Others have reported the use of continuously flowing cocurrent or countercurrent magnetically stabilized fluidized beds with a variety of chemical reactions and adsorptive or absorptive processes. U.S. Pat. No. 4,127,987 to Coulaloglou et al, issued Feb. 3, 1981, relates to a process for continuous countercurrent contacting to absorb one species from a contacting fluid by use of at least one magnetically stabilized fluidized bed. Similarly, U.S. Pat. No. 4,292,171, issued Sept. 29, 1981 and U.S. Pat. No. 4,294,688 to Mayer, issued Oct. 31, 1981, disclose catalytic hydrocarbon conversion processes in which magnetizable particles with or without separate catalytic particles are passed countercurrent to the hydrocarbon feed to effect a chemical conversion. U.S. Pat. No. 4,319,892 to Waghorne et al, issued Mar. 16, 1982, and U.S. Pat. No. 4,319,893 to Hatch et al, issued Mar. 16, 1982, teach an adsorption process for the separation of hydrogen from feed gas or vapor which contains hydrogen in admixtures of one or more hydrocarbon components. Each process uses a set of vertically stacked magnetically stabilized fluidized beds to effectuate one or more steps in the adsorption-desorption process. The adsorbent passes through each of the MSBs in a direction countercurrent to its particular gas flow.
V. A. Naletova in an article entitled "Stabilization of Bubble-liquid Processes by an Electric Field" in Izvest. Akad. Nauk. SSR, Mekh, Zhio. Igaza, No. 4, pp. 5-12 (1982) (Trans. Plenum Press (1983) 491-7) discusses the stabilization of bubbles rising or sediments descending in stagnant liquids where either phase may be more polarizable.

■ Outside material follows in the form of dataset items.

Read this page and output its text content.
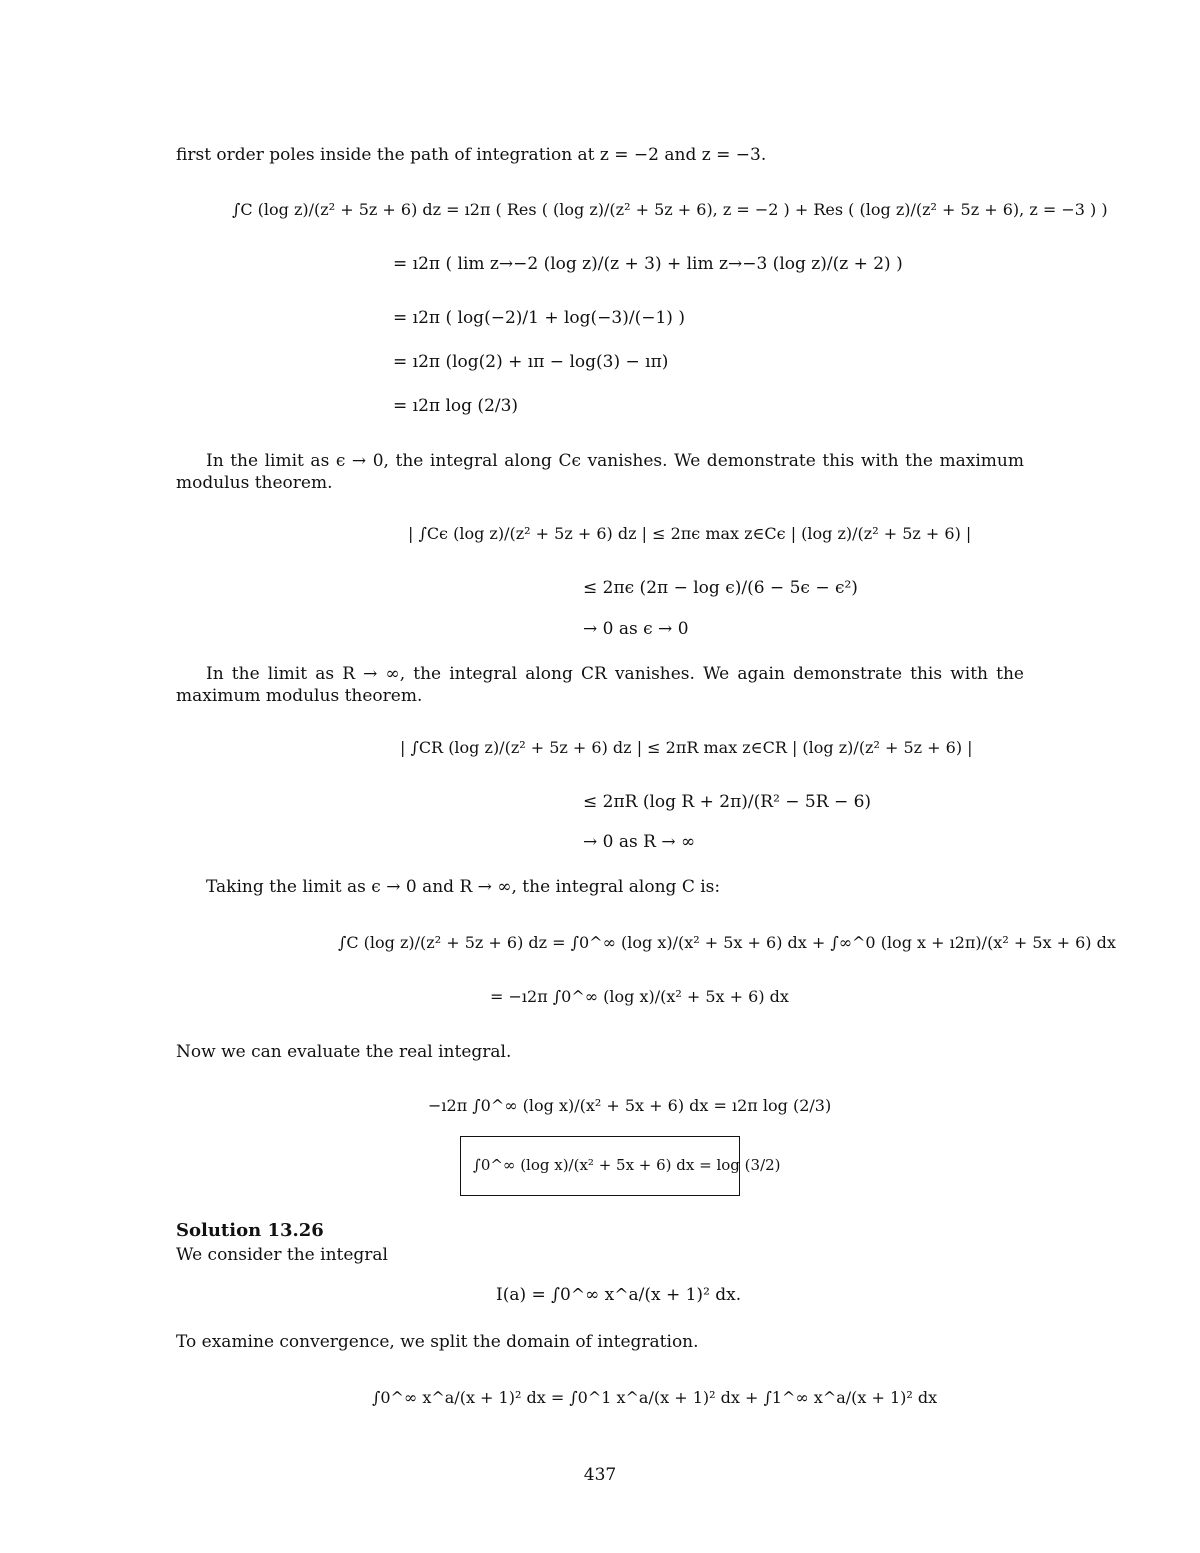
first order poles inside the path of integration at z = −2 and z = −3.
∫C (log z)/(z² + 5z + 6) dz = ı2π ( Res ( (log z)/(z² + 5z + 6), z = −2 ) + Res ( (log z)/(z² + 5z + 6), z = −3 ) )
= ı2π ( lim z→−2 (log z)/(z + 3) + lim z→−3 (log z)/(z + 2) )
= ı2π ( log(−2)/1 + log(−3)/(−1) )
= ı2π (log(2) + ıπ − log(3) − ıπ)
= ı2π log (2/3)
In the limit as ϵ → 0, the integral along Cϵ vanishes. We demonstrate this with the maximum modulus theorem.
| ∫Cϵ (log z)/(z² + 5z + 6) dz | ≤ 2πϵ max z∈Cϵ | (log z)/(z² + 5z + 6) |
≤ 2πϵ (2π − log ϵ)/(6 − 5ϵ − ϵ²)
→ 0 as ϵ → 0
In the limit as R → ∞, the integral along CR vanishes. We again demonstrate this with the maximum modulus theorem.
| ∫CR (log z)/(z² + 5z + 6) dz | ≤ 2πR max z∈CR | (log z)/(z² + 5z + 6) |
≤ 2πR (log R + 2π)/(R² − 5R − 6)
→ 0 as R → ∞
Taking the limit as ϵ → 0 and R → ∞, the integral along C is:
∫C (log z)/(z² + 5z + 6) dz = ∫0^∞ (log x)/(x² + 5x + 6) dx + ∫∞^0 (log x + ı2π)/(x² + 5x + 6) dx
= −ı2π ∫0^∞ (log x)/(x² + 5x + 6) dx
Now we can evaluate the real integral.
−ı2π ∫0^∞ (log x)/(x² + 5x + 6) dx = ı2π log (2/3)
∫0^∞ (log x)/(x² + 5x + 6) dx = log (3/2)
Solution 13.26
We consider the integral
I(a) = ∫0^∞ x^a/(x + 1)² dx.
To examine convergence, we split the domain of integration.
∫0^∞ x^a/(x + 1)² dx = ∫0^1 x^a/(x + 1)² dx + ∫1^∞ x^a/(x + 1)² dx
437
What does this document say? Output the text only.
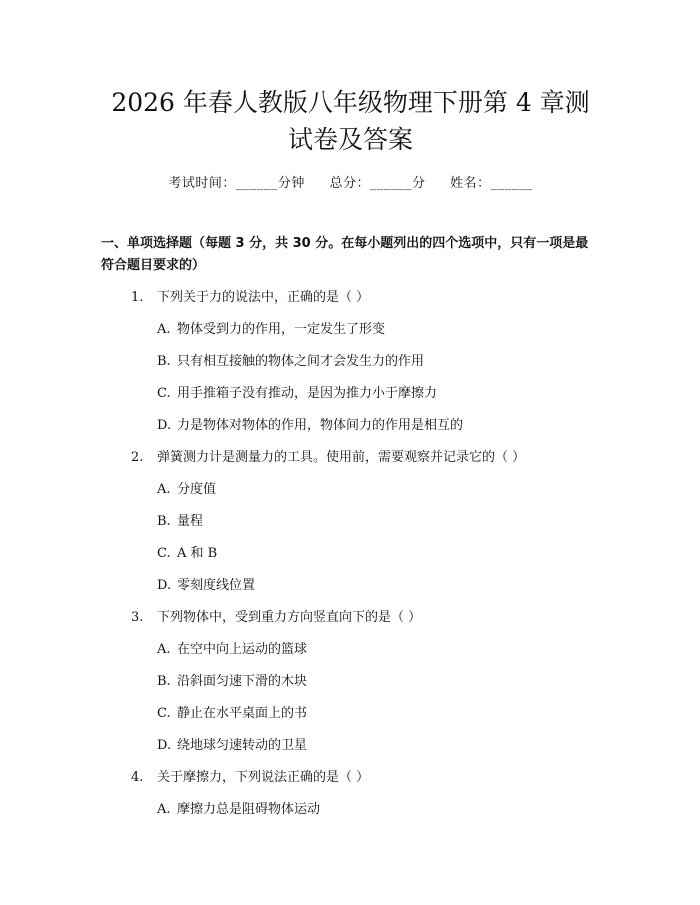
2026 年春人教版八年级物理下册第 4 章测试卷及答案
考试时间：______分钟 总分：______分 姓名：______
一、单项选择题（每题 3 分，共 30 分。在每小题列出的四个选项中，只有一项是最符合题目要求的）
1.	下列关于力的说法中，正确的是（ ）
A. 物体受到力的作用，一定发生了形变
B. 只有相互接触的物体之间才会发生力的作用
C. 用手推箱子没有推动，是因为推力小于摩擦力
D. 力是物体对物体的作用，物体间力的作用是相互的
2.	弹簧测力计是测量力的工具。使用前，需要观察并记录它的（ ）
A. 分度值
B. 量程
C. A 和 B
D. 零刻度线位置
3.	下列物体中，受到重力方向竖直向下的是（ ）
A. 在空中向上运动的篮球
B. 沿斜面匀速下滑的木块
C. 静止在水平桌面上的书
D. 绕地球匀速转动的卫星
4.	关于摩擦力，下列说法正确的是（ ）
A. 摩擦力总是阻碍物体运动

Analogous magnetic stabilization is also discussed.
However, none of the noted publications suggest the use of magnetizable fluid as a medium for stably fluidizing nonmagnetizable particles.
The use of ferrofluids as the medium in which particles having different densities are separated by their densities is disclosed in U.S. Pat. No. 3,951,785 to Kaiser et al, issued Apr. 20, 1976, and in U.S. Pat. No. 3,484,969 to Rosenweig, issued Dec. 16, 1969. Neither of these patents describe a process using ferrofluid as a fluidizing medium for nonmagnetizable particles.